The influence of context came through strongly, whether of conflict and terrorism or environmental or global challenges. Responses through curricula, such as calls for decolonisation of the curriculum in South Africa, can challenge dominant narratives, or entrench them, as was illustrated by curriculum content in Pakistan around issues of security and gender. In contexts of conflict there was also evidence of how spaces can be found in the curriculum to meet the needs of learners, whether disabled refugee children in camps in Uganda, or accommodating different interest groups and three different languages in Somalia.

Although approaches to curricula vary, a common theme throughout the sessions was the need to understand and respond, so that the curriculum is relevant to local context. A curriculum model developed from, or at least agreed by, grass roots is more likely to be based on shared values. Presenters also argued that community-based approaches to curriculum development, where there was agreement on the broad issues, goals, values, and aspirations, can both improve social cohesion and reduce conflict.


Discussion between delegates in one of the sessions.

Discussion between delegates in one of the Curriculum sessions.

This was illustrated through large-scale curriculum reform, such as with the development of a new curriculum in South Sudan, or curriculum reform in Kenya and Uganda. It was also evident in other initiatives where indigenous perspectives, community and learner engagement have led to innovative responses such as, a book project in Bhutan, and work on sustainability with indigenous teachers in Australia.

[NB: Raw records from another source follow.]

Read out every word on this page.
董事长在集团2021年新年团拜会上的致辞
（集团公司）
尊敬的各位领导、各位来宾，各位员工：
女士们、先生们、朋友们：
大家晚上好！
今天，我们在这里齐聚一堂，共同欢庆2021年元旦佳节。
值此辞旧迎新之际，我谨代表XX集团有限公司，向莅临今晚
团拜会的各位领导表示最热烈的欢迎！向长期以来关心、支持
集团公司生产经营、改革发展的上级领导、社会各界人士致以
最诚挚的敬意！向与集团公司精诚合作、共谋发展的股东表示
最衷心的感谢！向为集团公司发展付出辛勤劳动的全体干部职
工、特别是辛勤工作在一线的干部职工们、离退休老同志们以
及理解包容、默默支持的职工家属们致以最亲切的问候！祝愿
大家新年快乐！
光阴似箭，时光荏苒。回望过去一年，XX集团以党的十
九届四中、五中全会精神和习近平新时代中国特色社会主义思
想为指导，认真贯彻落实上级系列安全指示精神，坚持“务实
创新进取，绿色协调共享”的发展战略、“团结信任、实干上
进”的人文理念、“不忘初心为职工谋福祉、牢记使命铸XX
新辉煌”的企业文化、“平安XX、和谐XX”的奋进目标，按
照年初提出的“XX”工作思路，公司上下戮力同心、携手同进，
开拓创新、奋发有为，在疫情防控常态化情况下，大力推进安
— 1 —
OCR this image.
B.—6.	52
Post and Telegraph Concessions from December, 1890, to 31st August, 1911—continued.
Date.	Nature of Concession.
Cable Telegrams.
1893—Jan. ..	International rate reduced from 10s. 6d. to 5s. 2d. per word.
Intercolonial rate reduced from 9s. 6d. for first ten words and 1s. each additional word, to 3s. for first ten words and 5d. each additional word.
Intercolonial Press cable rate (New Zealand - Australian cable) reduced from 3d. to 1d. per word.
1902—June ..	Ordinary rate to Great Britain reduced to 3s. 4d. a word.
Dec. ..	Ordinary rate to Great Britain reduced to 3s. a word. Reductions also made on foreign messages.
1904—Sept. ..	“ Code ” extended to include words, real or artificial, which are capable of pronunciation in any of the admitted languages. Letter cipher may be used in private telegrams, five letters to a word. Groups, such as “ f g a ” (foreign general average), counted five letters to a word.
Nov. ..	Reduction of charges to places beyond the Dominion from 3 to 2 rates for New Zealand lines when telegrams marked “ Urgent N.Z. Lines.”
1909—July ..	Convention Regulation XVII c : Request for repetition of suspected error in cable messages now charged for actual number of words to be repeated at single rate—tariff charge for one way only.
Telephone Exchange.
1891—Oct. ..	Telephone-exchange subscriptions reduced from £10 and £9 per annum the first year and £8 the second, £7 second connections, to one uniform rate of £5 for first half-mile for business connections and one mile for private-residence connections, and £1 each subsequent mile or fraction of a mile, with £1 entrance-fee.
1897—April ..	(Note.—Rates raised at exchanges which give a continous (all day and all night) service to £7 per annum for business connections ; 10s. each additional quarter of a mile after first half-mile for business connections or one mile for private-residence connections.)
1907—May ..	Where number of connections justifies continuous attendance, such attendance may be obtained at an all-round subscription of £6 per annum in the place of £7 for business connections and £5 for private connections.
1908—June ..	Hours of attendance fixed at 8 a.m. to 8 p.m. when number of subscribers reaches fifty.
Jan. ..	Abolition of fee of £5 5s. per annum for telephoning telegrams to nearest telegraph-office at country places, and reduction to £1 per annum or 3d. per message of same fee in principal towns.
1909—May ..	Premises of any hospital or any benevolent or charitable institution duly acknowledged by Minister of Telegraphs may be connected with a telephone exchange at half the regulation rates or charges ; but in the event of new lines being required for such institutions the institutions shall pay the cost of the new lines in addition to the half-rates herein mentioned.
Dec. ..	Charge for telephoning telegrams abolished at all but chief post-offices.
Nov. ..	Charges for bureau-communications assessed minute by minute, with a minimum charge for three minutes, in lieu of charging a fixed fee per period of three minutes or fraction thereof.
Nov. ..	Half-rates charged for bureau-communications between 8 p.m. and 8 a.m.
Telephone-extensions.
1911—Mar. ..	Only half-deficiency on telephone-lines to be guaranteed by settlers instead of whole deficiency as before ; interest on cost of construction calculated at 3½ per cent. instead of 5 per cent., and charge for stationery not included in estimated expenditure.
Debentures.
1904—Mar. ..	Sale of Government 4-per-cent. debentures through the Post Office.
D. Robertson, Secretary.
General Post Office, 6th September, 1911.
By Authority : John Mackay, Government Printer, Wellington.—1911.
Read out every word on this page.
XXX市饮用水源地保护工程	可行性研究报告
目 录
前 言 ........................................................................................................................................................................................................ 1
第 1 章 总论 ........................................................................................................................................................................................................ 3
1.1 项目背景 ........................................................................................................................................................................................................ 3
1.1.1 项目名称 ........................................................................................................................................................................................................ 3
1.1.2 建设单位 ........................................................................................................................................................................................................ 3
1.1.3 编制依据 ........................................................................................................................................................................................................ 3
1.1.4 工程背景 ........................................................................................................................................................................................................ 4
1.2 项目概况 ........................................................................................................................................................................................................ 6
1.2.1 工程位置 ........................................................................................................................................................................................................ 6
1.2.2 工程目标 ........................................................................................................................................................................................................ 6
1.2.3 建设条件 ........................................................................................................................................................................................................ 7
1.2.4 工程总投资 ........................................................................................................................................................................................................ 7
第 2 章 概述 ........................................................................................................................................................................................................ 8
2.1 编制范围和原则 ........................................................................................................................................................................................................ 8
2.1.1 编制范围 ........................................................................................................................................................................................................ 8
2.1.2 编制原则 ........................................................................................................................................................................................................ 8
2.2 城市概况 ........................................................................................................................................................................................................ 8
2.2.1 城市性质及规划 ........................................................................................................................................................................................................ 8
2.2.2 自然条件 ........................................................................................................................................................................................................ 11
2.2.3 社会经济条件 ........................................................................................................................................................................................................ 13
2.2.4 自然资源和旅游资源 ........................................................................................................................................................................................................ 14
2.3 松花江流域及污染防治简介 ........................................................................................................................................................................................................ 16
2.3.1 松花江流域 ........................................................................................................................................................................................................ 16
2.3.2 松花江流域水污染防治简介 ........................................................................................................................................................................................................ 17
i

A challenge for all formal curricula is what to include and why, whether to stress cross-cutting themes or specific subjects, while also tackling the need for learners to survive in a globalised world and keep the connection to their local context. Presenters offered different responses to this challenge. There were calls for a greater focus on arts in education in Jordan, and debates about whether and how to include Development Studies and global citizenship in curricula. Some argued for a stronger focus on skills for the future, with contrasting presentations arguing for the inclusion of 21st Century skills such as critical thinking, digital literacy and collaboration, while others made the case for entrepreneurship. Enabling learners to connect what they are learning with the ‘real world’ is seen as vital if sustainable development is to be achieved. So, relevance is key, as is a balance between subjects and cross-curricula themes and between local and national priorities in order to provide opportunities for learners to develop critical skills for their future.